略感惊讶道,“没想到你居然这么见多识广,知道坦霜和撒不莱梅的意图?”
达布其搓了搓手上的泥巴,面带深沉不屑道,“我是远航的老水手,而且只要是经常在托拉姆港出入的人都知道,毕竟那里有很多坦霜人和各地贸易商,他们的抱怨比元老的谍报还要准确,甚至现在的港督据说也有坦霜人血统!”
“你说的是萨尔巴尼吧,我见过那个家伙几次,白脸庞、黑色卷曲的小胡子,配上阴冷的眼睛,和他绰号眼镜蛇一样,是个真正的硬汉子,那些好勇斗狠的痞子水手在他面前简直就是绵羊,坦霜人的作风都是如此,表面和善但内心却狠辣的一匹,不过这家伙名声不错,不抢不贪,甚至都不去‘贝隆圃’里玩儿!”光头男人也凑近道。

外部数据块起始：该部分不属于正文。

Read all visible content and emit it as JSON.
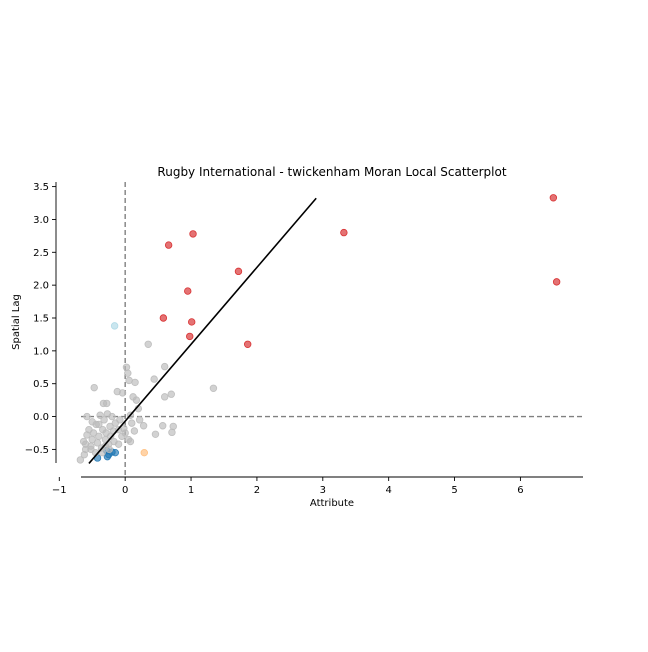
{
  "chart_data": {
    "type": "scatter",
    "title": "Rugby International - twickenham Moran Local Scatterplot",
    "xlabel": "Attribute",
    "ylabel": "Spatial Lag",
    "xlim": [
      -1.05,
      6.95
    ],
    "ylim": [
      -0.92,
      3.57
    ],
    "x_ticks": [
      -1,
      0,
      1,
      2,
      3,
      4,
      5,
      6
    ],
    "x_tick_labels": [
      "−1",
      "0",
      "1",
      "2",
      "3",
      "4",
      "5",
      "6"
    ],
    "y_ticks": [
      -0.5,
      0.0,
      0.5,
      1.0,
      1.5,
      2.0,
      2.5,
      3.0,
      3.5
    ],
    "y_tick_labels": [
      "−0.5",
      "0.0",
      "0.5",
      "1.0",
      "1.5",
      "2.0",
      "2.5",
      "3.0",
      "3.5"
    ],
    "grid": false,
    "legend": "none",
    "reference_lines": {
      "vertical_x": 0,
      "horizontal_y": 0,
      "style": "dashed",
      "color": "#808080"
    },
    "fit_line": {
      "slope": 1.17,
      "intercept": -0.07,
      "x_range": [
        -0.55,
        2.9
      ],
      "color": "#000000"
    },
    "quadrant_colors": {
      "HH": "#d62728",
      "LL": "#1f77b4",
      "LH": "#add8e6",
      "HL": "#ffbb78",
      "ns": "#bababa"
    },
    "series": [
      {
        "quadrant": "HH",
        "color": "#d62728",
        "points": [
          [
            6.5,
            3.33
          ],
          [
            6.55,
            2.05
          ],
          [
            3.32,
            2.8
          ],
          [
            1.03,
            2.78
          ],
          [
            0.66,
            2.61
          ],
          [
            1.72,
            2.21
          ],
          [
            0.95,
            1.91
          ],
          [
            0.58,
            1.5
          ],
          [
            1.01,
            1.44
          ],
          [
            0.98,
            1.22
          ],
          [
            1.86,
            1.1
          ]
        ]
      },
      {
        "quadrant": "LL",
        "color": "#1f77b4",
        "points": [
          [
            -0.28,
            -0.52
          ],
          [
            -0.2,
            -0.54
          ],
          [
            -0.25,
            -0.58
          ],
          [
            -0.27,
            -0.61
          ],
          [
            -0.15,
            -0.55
          ],
          [
            -0.42,
            -0.63
          ]
        ]
      },
      {
        "quadrant": "LH",
        "color": "#add8e6",
        "points": [
          [
            -0.16,
            1.38
          ]
        ]
      },
      {
        "quadrant": "HL",
        "color": "#ffbb78",
        "points": [
          [
            0.29,
            -0.55
          ]
        ]
      },
      {
        "quadrant": "ns",
        "color": "#bababa",
        "points": [
          [
            -0.68,
            -0.66
          ],
          [
            -0.62,
            -0.58
          ],
          [
            -0.6,
            -0.5
          ],
          [
            -0.63,
            -0.38
          ],
          [
            -0.58,
            -0.28
          ],
          [
            -0.55,
            -0.2
          ],
          [
            -0.58,
            0.0
          ],
          [
            -0.52,
            -0.45
          ],
          [
            -0.5,
            -0.35
          ],
          [
            -0.48,
            -0.25
          ],
          [
            -0.5,
            -0.08
          ],
          [
            -0.47,
            0.44
          ],
          [
            -0.45,
            -0.55
          ],
          [
            -0.42,
            -0.4
          ],
          [
            -0.4,
            -0.3
          ],
          [
            -0.4,
            -0.12
          ],
          [
            -0.38,
            0.02
          ],
          [
            -0.36,
            -0.48
          ],
          [
            -0.34,
            -0.2
          ],
          [
            -0.33,
            0.2
          ],
          [
            -0.32,
            -0.05
          ],
          [
            -0.3,
            -0.35
          ],
          [
            -0.29,
            -0.25
          ],
          [
            -0.28,
            0.2
          ],
          [
            -0.27,
            0.04
          ],
          [
            -0.25,
            -0.42
          ],
          [
            -0.23,
            -0.15
          ],
          [
            -0.22,
            -0.3
          ],
          [
            -0.2,
            0.0
          ],
          [
            -0.18,
            -0.22
          ],
          [
            -0.17,
            -0.38
          ],
          [
            -0.15,
            -0.1
          ],
          [
            -0.12,
            0.38
          ],
          [
            -0.1,
            -0.2
          ],
          [
            -0.08,
            -0.05
          ],
          [
            -0.05,
            -0.3
          ],
          [
            -0.04,
            0.36
          ],
          [
            -0.02,
            -0.18
          ],
          [
            0.0,
            -0.25
          ],
          [
            0.02,
            0.75
          ],
          [
            0.04,
            0.66
          ],
          [
            0.05,
            -0.35
          ],
          [
            0.06,
            0.55
          ],
          [
            0.08,
            0.02
          ],
          [
            0.1,
            -0.1
          ],
          [
            0.12,
            0.3
          ],
          [
            0.14,
            -0.22
          ],
          [
            0.15,
            0.52
          ],
          [
            0.17,
            0.25
          ],
          [
            0.2,
            0.12
          ],
          [
            0.22,
            -0.05
          ],
          [
            0.28,
            -0.14
          ],
          [
            0.35,
            1.1
          ],
          [
            0.44,
            0.57
          ],
          [
            0.46,
            -0.27
          ],
          [
            0.57,
            -0.14
          ],
          [
            0.6,
            0.3
          ],
          [
            0.6,
            0.76
          ],
          [
            0.7,
            0.34
          ],
          [
            0.71,
            -0.24
          ],
          [
            0.73,
            -0.15
          ],
          [
            1.34,
            0.43
          ],
          [
            -0.44,
            -0.12
          ],
          [
            -0.35,
            -0.55
          ],
          [
            -0.52,
            -0.5
          ],
          [
            -0.1,
            -0.42
          ],
          [
            0.08,
            -0.38
          ],
          [
            -0.3,
            -0.45
          ],
          [
            -0.24,
            -0.5
          ],
          [
            -0.6,
            -0.42
          ]
        ]
      }
    ]
  }
}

卡玛什点点头道,“他的厉害我也算见识过,看来当水手确实能让人长见识。”
望向已经进入长滩上渐渐走远的沼泽人泥筏运输队,士兵们甩着长皮鞭开始催促道,“懒鬼们,小憩时间到,你们还不如那些‘翘奇’,别让我动粗!”
人们开始在表面清澈但淤泥深及膝盖的长滩中蹬着泥筏前进,除了湖边大片大片的灯芯草丛,空旷的长滩却宛如沙漠般没有任何可以休息的树荫干地,只有等偶尔遇到随风摇曳色彩变幻的毒葵田和互相撕咬翻滚的巨大泥蝎,让好奇的士兵们驻足观看,众人才能坐在泥筏上稍作休息。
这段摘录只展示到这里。